The higher penalties, in effect since June 1, are calculated using a base fine of $368 combined with escalating ICBC driver penalty point premiums, which start at $175 for the first offence and climb for any additional offence within a 12-month period, B.C.’s Ministry of Public Safety and Solicitor General said in May. The base fine of $368 for each offence is up from $167 and adds four penalty points to a person’s driving record (from three previously).
“The law applies whenever you’re in control of your vehicle – even when stopped at a light or in bumper-to-bumper traffic,” the ICBC release pointed out. “Studies show that drivers who are talking on a cellphone lose about 50% of what is going on around them, visually.”
Police are ramping up their enforcement of distracted driving across B.C. and “Cell Watch” volunteers will also be roadside, reminding drivers to leave their phones alone. As well, ICBC road safety coordinators will be attending community events inviting the public to try a driving simulator to see firsthand how using a cellphone impacts one’s ability to drive safely.
The campaign features television and radio advertising as well as digital advertising.
On average, 27 people are killed in distracted driving-related crashes in B.C.’s Lower Mainland every year, the ICBC reported, using police data from 2010 to 2014. Distraction is defined as “where one or more of the vehicles involved had contributing factors including use of communication/video equipment, driver [inattention] and driver internal/external distraction.” On average every year, 10 people are killed in distracted-driving related crashes on Vancouver Island, 31 in the Southern Interior and 15 in the North Central region.

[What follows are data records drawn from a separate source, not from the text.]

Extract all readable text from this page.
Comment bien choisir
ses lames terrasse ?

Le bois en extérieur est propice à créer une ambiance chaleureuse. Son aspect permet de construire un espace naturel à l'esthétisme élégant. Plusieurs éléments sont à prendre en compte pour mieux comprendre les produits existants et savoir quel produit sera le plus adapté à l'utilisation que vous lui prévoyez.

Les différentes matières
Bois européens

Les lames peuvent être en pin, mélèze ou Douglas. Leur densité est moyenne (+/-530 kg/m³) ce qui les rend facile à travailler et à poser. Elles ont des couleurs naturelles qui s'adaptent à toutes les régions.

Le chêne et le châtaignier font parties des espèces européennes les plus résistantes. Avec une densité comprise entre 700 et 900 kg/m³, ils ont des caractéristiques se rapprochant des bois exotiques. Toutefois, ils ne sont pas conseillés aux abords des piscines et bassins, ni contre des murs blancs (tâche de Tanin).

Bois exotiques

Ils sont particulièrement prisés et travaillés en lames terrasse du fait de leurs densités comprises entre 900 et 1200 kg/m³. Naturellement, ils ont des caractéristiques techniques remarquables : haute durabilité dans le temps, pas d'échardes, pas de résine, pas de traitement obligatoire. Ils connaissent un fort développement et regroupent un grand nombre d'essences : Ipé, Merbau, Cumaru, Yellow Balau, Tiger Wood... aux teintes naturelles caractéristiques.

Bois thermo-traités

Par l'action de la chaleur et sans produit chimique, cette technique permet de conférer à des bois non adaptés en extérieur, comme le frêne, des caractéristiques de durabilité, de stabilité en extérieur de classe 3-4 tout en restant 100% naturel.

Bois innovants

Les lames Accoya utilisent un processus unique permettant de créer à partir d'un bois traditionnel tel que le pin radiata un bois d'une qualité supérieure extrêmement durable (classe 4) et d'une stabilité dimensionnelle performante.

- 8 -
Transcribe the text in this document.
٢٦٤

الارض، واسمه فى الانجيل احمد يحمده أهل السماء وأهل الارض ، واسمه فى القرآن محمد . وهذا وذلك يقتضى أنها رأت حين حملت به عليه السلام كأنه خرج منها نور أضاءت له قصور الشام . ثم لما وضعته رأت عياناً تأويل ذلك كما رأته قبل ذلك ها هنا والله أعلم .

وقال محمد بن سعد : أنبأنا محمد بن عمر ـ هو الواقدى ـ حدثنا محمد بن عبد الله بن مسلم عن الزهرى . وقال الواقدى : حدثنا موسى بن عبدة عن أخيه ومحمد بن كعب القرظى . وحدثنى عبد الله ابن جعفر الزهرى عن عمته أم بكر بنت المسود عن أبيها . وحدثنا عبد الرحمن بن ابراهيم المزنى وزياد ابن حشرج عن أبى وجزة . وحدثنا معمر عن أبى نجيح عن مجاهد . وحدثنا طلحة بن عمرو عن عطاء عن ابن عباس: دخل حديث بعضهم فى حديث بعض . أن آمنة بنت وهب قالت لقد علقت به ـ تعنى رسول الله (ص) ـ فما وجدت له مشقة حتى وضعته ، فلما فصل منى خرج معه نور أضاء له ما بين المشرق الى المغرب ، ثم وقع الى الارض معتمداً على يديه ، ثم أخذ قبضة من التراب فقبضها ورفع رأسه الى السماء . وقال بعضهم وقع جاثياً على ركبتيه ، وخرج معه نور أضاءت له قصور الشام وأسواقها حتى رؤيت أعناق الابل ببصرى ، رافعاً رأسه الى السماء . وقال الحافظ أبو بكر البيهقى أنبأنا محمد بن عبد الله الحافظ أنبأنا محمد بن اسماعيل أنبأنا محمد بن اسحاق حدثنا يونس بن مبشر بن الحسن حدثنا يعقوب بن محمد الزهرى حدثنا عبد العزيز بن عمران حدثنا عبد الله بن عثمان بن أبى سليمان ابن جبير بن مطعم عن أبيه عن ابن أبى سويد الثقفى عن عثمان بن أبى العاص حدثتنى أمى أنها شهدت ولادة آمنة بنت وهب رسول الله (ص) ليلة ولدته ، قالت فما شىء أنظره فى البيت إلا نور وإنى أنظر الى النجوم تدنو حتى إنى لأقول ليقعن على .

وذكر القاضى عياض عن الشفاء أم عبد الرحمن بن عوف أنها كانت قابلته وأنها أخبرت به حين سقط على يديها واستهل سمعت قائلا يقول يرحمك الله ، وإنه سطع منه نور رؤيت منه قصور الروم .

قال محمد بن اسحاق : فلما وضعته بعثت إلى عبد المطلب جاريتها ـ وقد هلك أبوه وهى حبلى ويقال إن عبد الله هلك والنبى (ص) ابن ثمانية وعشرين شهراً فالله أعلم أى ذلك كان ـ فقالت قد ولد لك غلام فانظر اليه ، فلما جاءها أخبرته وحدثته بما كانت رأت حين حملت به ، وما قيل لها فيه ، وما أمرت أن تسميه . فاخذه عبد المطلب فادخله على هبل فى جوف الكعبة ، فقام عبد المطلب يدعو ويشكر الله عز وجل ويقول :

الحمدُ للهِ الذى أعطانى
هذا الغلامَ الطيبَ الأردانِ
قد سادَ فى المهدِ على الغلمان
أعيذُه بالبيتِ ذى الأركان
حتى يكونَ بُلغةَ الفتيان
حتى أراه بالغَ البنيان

“Insurance rates in B.C. are under incredible pressure from a number of external factors, primarily caused by an increasing number of crashes occurring on our roads – 300,000 crashes, or more than 800 every single day, in 2015 alone,” said Steve Crombie, ICBC’s vice president responsible for road safety, in the release. “Many of these crashes are caused by high-risk driving behaviours, including distracted driving.”
Chief Constable Neil Dubord, chair of the B.C. Association of Chiefs of Police’s Traffic Safety Committee added that “B.C. drivers know it’s against the law, but far too many still make excuses for their behaviour and put themselves and others at risk by using their phone while driving. That’s why we’re cracking down on those who cannot police themselves. Even when you’re waiting at an intersection or stuck in traffic, the law is clear – you aren’t permitted to use your phone.”